In terrestrial environments, these minerals are frequently associated with microbial metabolism, particularly in low-oxygen sediments. On Earth, vivianite often forms when bacteria reduce iron and bind phosphorus, while greigite results from sulphate-reducing bacteria in organic-rich muds. The pairing observed in the Martian sample closely matches these formations.
Scientists think the spots may indicate that, billions of years ago, the chemical reactions in this rock could have supported microbial life; other explanations are being considered. Credit: NASA/JPL-Caltech/MSSS
NASA’s onboard instruments, including PIXL and SHERLOC, also detected organic carbon in the same regions, alongside phosphate, oxidised iron and sulphur. According to NASA press release, these tools were designed to perform fine-scale mineralogical analysis to identify past habitability and potential biosignatures.
“The combination of chemical compounds we found in the Bright Angel formation could have been a rich source of energy for microbial metabolisms,” said Joel Hurowitz, lead author of the study and a scientist at Stony Brook University.
Early Steps on the Life Detection Scale
NASA scientists have been careful not to overstate the findings. The features identified meet several criteria on the agency’s Confidence of Life Detection (CoLD) scale, which provides a phased approach to evaluating possible biosignatures. The study clears multiple thresholds, but further data is required before advancing to higher confidence levels.
Katie Stack Morgan, Perseverance’s deputy project scientist, noted the significance of publishing these results under peer review. “Astrobiological claims, particularly those related to the potential discovery of past extraterrestrial life, require extraordinary evidence,” she said.

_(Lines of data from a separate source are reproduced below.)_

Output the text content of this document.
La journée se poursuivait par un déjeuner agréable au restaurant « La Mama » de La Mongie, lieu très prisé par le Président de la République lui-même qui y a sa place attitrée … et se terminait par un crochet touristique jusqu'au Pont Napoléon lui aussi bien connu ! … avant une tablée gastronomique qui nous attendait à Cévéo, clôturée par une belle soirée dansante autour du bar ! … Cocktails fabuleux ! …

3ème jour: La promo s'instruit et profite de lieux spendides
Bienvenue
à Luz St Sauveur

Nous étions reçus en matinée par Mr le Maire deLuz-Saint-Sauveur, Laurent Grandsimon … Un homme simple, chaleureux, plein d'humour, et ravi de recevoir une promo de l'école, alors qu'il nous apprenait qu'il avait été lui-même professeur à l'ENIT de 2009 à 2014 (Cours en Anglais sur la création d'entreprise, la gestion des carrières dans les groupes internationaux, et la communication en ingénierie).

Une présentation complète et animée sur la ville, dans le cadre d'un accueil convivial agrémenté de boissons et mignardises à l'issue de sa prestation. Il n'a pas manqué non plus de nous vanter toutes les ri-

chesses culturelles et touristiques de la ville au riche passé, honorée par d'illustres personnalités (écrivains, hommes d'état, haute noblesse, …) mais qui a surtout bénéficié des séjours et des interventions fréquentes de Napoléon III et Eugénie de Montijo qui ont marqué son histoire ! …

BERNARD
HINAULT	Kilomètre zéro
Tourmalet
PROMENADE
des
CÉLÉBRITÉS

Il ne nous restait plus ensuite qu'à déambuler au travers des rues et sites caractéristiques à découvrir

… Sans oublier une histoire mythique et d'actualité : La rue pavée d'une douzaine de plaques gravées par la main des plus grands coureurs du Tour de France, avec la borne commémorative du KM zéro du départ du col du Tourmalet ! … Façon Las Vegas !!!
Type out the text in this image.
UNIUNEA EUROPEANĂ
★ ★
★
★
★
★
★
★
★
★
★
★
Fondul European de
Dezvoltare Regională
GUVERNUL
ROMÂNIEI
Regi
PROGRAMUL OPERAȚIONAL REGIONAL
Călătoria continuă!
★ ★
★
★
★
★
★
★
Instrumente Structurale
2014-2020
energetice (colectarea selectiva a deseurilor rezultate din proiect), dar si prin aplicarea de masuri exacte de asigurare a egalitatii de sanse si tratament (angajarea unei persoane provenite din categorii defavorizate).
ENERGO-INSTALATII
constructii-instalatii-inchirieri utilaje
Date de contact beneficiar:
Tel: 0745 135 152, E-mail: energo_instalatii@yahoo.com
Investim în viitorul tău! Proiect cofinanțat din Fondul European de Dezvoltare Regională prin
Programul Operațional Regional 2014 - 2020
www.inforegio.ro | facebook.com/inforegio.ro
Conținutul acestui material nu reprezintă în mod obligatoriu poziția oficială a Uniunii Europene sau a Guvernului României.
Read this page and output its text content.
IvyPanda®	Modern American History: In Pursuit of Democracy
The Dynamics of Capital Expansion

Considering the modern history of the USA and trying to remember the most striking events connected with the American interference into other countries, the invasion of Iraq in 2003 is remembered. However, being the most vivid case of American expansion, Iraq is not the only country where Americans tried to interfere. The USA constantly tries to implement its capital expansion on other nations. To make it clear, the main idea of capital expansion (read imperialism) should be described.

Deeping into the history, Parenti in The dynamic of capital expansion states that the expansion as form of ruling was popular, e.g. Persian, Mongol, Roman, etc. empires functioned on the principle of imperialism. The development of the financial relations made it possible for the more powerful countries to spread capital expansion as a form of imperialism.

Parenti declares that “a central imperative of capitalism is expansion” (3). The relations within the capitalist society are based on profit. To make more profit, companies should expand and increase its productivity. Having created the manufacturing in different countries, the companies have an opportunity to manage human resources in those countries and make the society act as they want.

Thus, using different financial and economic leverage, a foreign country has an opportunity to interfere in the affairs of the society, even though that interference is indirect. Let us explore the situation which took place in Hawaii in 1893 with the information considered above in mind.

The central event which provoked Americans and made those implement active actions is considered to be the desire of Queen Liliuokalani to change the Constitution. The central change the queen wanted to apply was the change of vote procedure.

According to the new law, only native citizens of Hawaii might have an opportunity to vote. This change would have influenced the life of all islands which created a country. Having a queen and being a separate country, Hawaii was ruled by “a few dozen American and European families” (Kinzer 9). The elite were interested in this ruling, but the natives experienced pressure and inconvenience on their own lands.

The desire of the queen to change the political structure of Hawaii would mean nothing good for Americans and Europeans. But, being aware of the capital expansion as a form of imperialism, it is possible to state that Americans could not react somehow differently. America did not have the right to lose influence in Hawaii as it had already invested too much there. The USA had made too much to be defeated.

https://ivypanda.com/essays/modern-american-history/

Marked by seven benchmarks, the Confidence of Life Detection, or CoLD, scale outlines a progression in confidence that a set of observations stands as evidence of life. Credit: NASA
Abiotic explanations have not been ruled out. The researchers examined whether such mineral pairings could arise through non-biological reactions, including high-temperature processes or chemical interactions with acidic water. However, no signs of thermal alteration or acidic conditions were found in the sampled rock.
Vivianite and greigite can form without life, but on Earth these conditions are typically rare and specific. The structure, temperature range and mineral associations in the Sapphire Canyon sample align more closely with low-temperature aqueous environments that support microbial activity.
Implications for Mars Sample Return
The rock core is one of 27 collected by Perseverance since its 2021 landing. These samples are being sealed and stored in anticipation of the Mars Sample Return campaign, a proposed multi-agency mission to retrieve Martian samples for detailed laboratory analysis. According to NASA’s Jet Propulsion Laboratory, the rover’s science strategy includes prioritising sites with high preservation potential for biosignatures.
Laboratory instruments on Earth could determine isotopic ratios, molecular structures and other markers that would allow scientists to distinguish biological signatures from non-biological ones with greater precision. That testing is essential before stronger claims can be made.
Nicky Fox, Associate Administrator for NASA’s Science Mission Directorate, said the release of the data was intended to allow the wider science community to assess the findings. The goal is to confirm or challenge the biological interpretation through further modelling and comparison.
The Sapphire Canyon sample is especially significant due to its location. The Bright Angel formation, where the rock was found, is composed of fine-grained sedimentary rock deposited by water. The layers are intact, unheated, and chemically diverse—ideal conditions for preserving subtle chemical traces over geological timescales.